By the end of the day, the only had a few cents. That was not nearly enough for a room!

"What are we going to do?" Joe pleaded, looking to Boris for wisdom.

After looking into Boris's plastic, black eyes, Joe began drooling. He felt like he was flying away, somewhere that he did not have to worry about a place to sleep, when he was going to eat, and if the Shadow Demon was going to try to eat his soul again.

Joe stopped floating with a sudden jerk.

_Where am I?_ Joe asked his self.

_You know exactly where you are,_ Said a deep yet kind voice.
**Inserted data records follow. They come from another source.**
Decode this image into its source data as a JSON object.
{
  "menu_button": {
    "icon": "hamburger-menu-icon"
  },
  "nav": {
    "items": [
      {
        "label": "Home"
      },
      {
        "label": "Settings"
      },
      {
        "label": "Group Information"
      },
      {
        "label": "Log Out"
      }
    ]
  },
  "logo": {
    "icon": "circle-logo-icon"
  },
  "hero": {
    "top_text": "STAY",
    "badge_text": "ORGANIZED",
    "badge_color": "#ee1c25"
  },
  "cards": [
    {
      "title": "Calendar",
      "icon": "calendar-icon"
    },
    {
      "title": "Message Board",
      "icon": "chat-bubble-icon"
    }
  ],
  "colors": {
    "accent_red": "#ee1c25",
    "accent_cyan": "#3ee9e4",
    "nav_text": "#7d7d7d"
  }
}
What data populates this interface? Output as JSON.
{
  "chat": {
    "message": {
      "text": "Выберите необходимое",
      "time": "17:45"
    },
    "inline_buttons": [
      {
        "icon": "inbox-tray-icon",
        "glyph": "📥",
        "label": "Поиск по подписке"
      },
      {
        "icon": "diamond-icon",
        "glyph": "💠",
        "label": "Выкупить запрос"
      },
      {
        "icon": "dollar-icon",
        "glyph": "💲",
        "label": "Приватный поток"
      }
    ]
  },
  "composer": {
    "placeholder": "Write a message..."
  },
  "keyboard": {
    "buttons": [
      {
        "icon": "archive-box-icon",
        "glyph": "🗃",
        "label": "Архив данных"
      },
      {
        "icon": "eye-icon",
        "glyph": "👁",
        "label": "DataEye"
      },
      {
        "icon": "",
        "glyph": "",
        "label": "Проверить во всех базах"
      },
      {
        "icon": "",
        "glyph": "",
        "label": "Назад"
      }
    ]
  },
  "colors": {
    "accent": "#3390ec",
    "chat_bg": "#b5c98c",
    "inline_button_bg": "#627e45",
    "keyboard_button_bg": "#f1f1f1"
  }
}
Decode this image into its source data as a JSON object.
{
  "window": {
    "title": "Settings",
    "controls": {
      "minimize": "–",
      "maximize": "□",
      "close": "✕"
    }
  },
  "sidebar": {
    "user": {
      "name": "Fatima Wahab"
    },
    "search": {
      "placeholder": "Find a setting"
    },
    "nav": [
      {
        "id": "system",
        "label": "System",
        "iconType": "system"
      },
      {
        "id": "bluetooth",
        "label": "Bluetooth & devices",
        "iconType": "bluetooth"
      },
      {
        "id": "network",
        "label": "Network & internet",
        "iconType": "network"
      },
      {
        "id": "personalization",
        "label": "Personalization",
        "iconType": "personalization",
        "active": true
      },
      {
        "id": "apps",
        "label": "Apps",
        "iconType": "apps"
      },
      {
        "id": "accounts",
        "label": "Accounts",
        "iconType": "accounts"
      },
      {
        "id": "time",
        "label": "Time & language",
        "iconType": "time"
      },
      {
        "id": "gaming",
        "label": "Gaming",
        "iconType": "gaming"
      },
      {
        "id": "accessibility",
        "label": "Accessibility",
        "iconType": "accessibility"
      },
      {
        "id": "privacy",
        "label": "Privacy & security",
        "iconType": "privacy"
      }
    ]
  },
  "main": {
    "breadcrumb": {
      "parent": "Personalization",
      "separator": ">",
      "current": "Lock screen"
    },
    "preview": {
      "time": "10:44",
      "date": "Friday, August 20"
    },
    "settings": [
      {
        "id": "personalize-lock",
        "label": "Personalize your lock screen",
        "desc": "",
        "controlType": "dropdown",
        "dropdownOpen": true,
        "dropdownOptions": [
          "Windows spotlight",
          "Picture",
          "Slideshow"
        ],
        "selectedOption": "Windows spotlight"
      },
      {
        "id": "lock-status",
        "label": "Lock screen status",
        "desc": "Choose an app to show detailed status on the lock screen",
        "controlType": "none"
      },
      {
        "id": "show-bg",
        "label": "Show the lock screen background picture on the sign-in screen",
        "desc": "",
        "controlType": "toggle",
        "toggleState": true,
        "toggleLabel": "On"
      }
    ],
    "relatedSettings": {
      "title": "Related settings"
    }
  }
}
_Who are you and what are you doing in my head?!_

_I am Boris, your best friend._

_Boris?_

_Yes._

_What are you doing in my happy place?_

_You need help, Joseph. I am the only one who can help you now._

Joe looked in awe at the duck that came out of the sparkly mist. He looked like Boris, but there was something different about him. Boris was wearing a neon orange robe, he had a very long and skinny, gray moustache that dragged on the cloud like floor, and he had wisdom in his squinted eyes beyond that of the ordinary plushy.

_Joseph, you have done some terrible things,_ Sensei Boris began.

Joe bowed his head. He remembered how he killed Bob only a few hours ago.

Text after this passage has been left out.